ME HERISTE Y POR AHÍ SALISTE.
Tu rostro ya no me persigue tus recuerdos he perdido, los momentos que me hablaban de ti se han ido.
No puedo recordar tu sonrisa tus gustos tus gestos ni el fondo de tu mirada donde tanto me sumergí tratando de verte enamorada.
Olvide tus caricias tus manos y hasta el roce de tu piel, se que en mi boca dejaste secar algunos besos más no recuerdo si tenían algún sabor.
Ya no se cuál era tu estrella el cielo hoy tiene otro color, solo sé que mi corazón hizo un copas de espera, mientras de mi vida ya no eres dueña.
Te confieso que creí morir con tu ausencia, mi mundo habías acabado.
Primero té llore y rogué suplique hasta me humille, y fue tu altivez la que me hizo comprender.
Tantas veces repetí que no me pasaba nada hasta que de verdad ya no pasaba nada.

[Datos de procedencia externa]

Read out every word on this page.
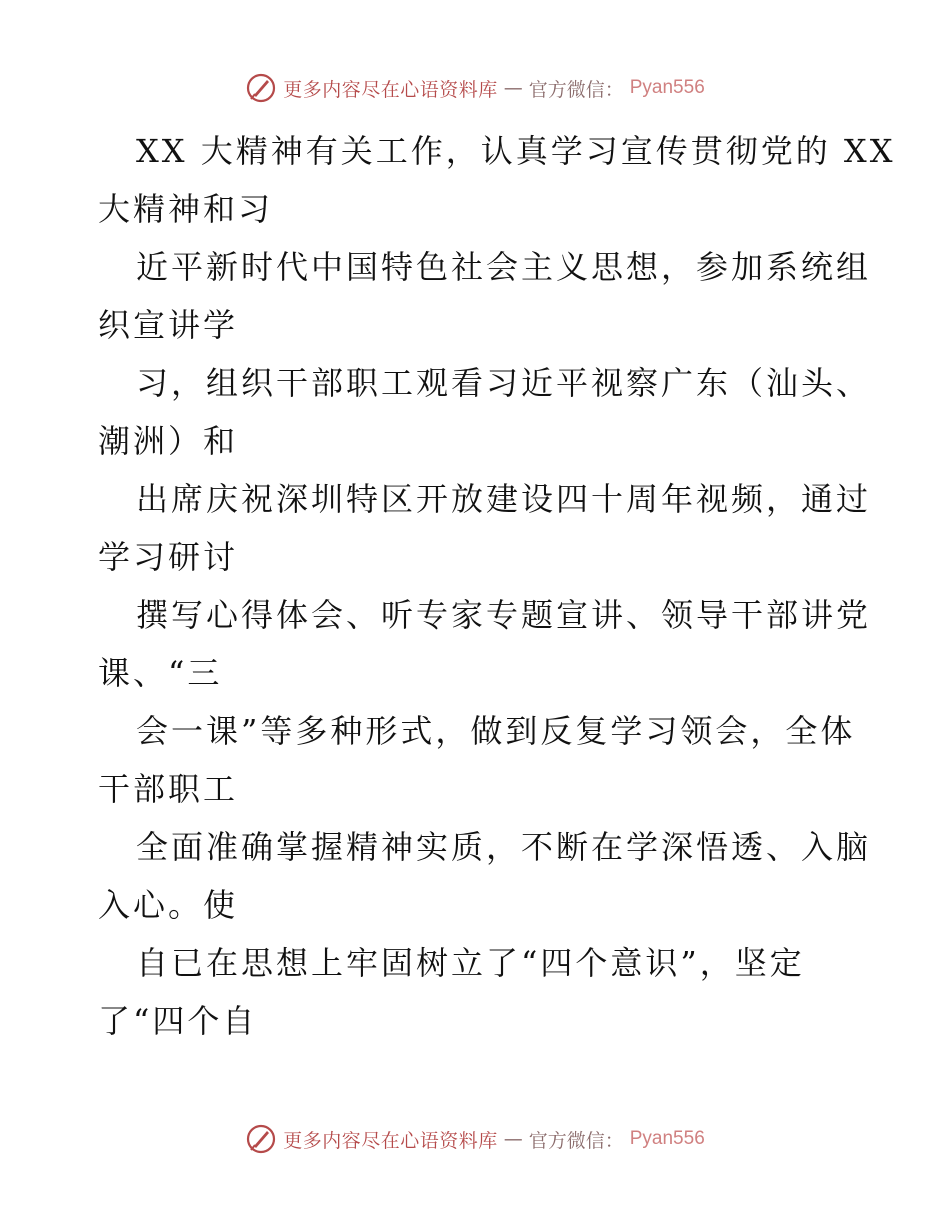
更多内容尽在心语资料库 — 官方微信： Pyan556
XX 大精神有关工作，认真学习宣传贯彻党的 XX
大精神和习
近平新时代中国特色社会主义思想，参加系统组
织宣讲学
习，组织干部职工观看习近平视察广东（汕头、
潮洲）和
出席庆祝深圳特区开放建设四十周年视频，通过
学习研讨
撰写心得体会、听专家专题宣讲、领导干部讲党
课、“三
会一课”等多种形式，做到反复学习领会，全体
干部职工
全面准确掌握精神实质，不断在学深悟透、入脑
入心。使
自已在思想上牢固树立了“四个意识”，坚定
了“四个自
更多内容尽在心语资料库 — 官方微信： Pyan556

Esta mañana me sorprendió una hermosa flor llamada pensamiento que ilumino de nuevo mi vida en un momento.
Y fue precisamente admirando su belleza que entendí tu torpeza.
Te deslumbró el lujo y la apariencia sin tener conciencia del dolor que me causaría tu ausencia.
Los vientos del amor me exigieron explicación y no supe dar una razón.
En mi corazón hiciste un desgarro que sin ningún reparo dejó salir todo lo que en el habías dejado.
No hay lugar para amores de paso no dejaste ni un rincón para refugiarte por si te dieran un portazo.
Ha sanado sin dejar la menor cicatriz, se encuentra latiendo por una nueva ilusión a ritmo de la pasión.
Pasión que nunca despertaste en este hombre que te amo sin reservas ni condición.